Doyne honeycomb dystrophy

This is a dominant condition. Small spots called drusen appear which gradually form a honeycomb pattern of damage to the retina. Typically, people with this condition do not have symptoms until they are aged between 30 and 40 years old. Early visual symptoms may include decreased visual acuity, problems seeing colour, eye discomfort in bright light and distorted vision.


Cone dystrophy

There are various ways in which cone dystrophy is inherited but it is most commonly described as ‘sporadic’ (no recognised pattern of inheritance). People with the condition tend to be light-sensitive and have problems distinguishing colours from the early stages of the disease. People who develop the disease early may also experience rapid involuntary eye movements called nystagmus. Central vision may become affected later.

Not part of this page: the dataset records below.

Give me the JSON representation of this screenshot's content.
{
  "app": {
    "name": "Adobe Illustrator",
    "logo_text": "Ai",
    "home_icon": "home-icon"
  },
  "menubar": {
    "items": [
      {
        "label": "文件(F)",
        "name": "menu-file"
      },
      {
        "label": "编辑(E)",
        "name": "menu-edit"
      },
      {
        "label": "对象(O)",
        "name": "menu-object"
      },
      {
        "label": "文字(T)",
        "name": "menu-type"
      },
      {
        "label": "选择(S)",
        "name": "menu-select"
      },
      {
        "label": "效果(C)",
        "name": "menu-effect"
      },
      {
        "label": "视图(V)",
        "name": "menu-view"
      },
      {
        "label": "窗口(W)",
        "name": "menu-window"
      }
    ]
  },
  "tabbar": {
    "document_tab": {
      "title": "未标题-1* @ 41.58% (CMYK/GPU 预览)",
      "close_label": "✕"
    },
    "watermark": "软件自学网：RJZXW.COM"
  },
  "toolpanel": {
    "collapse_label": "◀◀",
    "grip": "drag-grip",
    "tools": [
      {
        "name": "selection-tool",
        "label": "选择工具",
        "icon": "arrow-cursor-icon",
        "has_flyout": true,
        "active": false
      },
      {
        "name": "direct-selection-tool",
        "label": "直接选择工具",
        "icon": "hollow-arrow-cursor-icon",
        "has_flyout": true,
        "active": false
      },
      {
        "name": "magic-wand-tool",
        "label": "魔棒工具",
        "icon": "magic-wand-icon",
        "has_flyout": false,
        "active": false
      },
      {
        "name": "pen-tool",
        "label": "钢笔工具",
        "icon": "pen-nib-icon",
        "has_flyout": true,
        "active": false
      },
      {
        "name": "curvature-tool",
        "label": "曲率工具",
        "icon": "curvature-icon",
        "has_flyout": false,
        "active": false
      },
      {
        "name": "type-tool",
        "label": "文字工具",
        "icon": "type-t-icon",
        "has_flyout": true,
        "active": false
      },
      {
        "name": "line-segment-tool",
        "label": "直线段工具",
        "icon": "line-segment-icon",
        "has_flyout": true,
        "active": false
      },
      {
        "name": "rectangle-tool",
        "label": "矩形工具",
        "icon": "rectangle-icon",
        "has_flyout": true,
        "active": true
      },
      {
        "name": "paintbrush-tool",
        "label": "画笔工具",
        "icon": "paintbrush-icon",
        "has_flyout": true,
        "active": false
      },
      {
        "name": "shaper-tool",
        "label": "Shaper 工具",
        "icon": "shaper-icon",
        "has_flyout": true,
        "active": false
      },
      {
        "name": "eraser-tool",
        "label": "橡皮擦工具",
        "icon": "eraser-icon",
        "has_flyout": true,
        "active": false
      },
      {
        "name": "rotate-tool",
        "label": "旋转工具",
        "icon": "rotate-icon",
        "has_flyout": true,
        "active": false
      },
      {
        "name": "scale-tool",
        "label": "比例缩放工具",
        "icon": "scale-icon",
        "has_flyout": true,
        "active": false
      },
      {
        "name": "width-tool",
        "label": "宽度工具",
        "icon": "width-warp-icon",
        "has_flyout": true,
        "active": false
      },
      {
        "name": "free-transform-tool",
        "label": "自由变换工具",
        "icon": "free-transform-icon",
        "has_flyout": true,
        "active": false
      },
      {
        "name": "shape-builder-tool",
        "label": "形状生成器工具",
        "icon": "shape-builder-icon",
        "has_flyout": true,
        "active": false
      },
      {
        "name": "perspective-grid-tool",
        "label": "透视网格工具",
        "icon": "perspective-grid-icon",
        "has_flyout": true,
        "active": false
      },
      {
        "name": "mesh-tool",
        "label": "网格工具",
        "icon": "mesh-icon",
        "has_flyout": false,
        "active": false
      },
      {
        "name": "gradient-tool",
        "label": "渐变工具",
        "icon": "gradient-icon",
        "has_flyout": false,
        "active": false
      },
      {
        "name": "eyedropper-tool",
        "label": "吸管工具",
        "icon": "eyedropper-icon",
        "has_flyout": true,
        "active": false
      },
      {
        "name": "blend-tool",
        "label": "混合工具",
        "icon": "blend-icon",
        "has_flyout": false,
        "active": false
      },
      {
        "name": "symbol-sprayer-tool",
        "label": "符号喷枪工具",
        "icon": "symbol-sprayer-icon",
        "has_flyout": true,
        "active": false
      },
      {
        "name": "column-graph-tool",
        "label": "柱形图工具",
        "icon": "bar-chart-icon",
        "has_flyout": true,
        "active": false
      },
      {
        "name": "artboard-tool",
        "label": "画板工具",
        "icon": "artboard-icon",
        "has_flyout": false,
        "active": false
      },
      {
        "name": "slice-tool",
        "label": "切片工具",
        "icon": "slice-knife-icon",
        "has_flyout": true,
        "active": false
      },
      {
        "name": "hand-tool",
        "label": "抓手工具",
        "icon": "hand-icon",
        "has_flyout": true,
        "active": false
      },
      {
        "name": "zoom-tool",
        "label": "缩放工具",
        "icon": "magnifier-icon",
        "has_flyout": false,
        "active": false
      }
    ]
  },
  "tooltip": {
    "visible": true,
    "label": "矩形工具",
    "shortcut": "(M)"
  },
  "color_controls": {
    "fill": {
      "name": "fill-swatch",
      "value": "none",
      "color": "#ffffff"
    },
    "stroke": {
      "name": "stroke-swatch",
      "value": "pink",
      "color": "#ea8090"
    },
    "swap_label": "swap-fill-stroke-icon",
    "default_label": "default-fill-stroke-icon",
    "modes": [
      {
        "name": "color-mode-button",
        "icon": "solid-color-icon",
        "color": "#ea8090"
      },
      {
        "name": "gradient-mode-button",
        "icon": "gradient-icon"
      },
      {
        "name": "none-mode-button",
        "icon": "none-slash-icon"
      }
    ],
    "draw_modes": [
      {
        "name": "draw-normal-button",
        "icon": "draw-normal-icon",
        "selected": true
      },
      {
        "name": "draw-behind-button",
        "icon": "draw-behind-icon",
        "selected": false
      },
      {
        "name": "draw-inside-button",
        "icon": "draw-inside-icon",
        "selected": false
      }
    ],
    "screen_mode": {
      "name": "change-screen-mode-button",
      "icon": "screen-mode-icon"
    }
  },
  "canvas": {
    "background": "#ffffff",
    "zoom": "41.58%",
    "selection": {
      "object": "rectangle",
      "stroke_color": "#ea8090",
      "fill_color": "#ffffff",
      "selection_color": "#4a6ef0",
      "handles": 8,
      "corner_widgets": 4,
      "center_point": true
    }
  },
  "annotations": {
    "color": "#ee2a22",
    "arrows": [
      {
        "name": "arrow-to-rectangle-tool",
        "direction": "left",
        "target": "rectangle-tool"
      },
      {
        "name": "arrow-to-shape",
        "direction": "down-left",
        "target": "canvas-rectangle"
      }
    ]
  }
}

The symptoms of cone dystrophy vary from one person to another, even among individuals with the same form of the disorder. The age of onset, specific symptoms, severity, and progression (if any) can vary greatly.


PXE

Pseudoxanthoma elasticum or ‘PXE’ is a disease affecting many parts of the body. Fibres in the skin, eyes and blood vessels lose their elasticity. When this happens behind the eye, the retina can stretch and become brittle, causing cracks. Blood vessels grow through the cracks and leak, causing scarring of the macula. If you experience sudden distortion or loss of vision, get urgent attention at an eye hospital. Treatment might stop the blood vessels growing. 


Medical treatments

There are no known treatments for most dystrophies yet. However, if you develop CNV (abnormal blood vessels) you may be able to have injections to stop their growth and preserve the sight you have left. If you experience any sudden changes in vision, seek urgent medical advice from an eye hospital. 


What can I do to look after my eyes?

Visit your optician at least every two years for a general eye test.

  • Don’t smoke.
  • Maintain a healthy weight and blood pressure.
  • Wear lenses which block UV and blue light, particularly in bright sunlight. Blue block filters also reduce glare.
  • Wear a hat with a wide brim or visor to shade eyes from direct sunlight.
  • Limit alcohol intake to recommended levels.
  • Eat lots of fruit and green, leafy vegetables.

Low vision aids, lighting and technology

A number of tools and devices can help people with Juvenile Macular Dystrophy  carry out daily activities and maintain their independence. Low Vision Aids can be helpful for many daily tasks and range from simple Magnifying Glasses with Lights to Electronic and Video Magnifiers.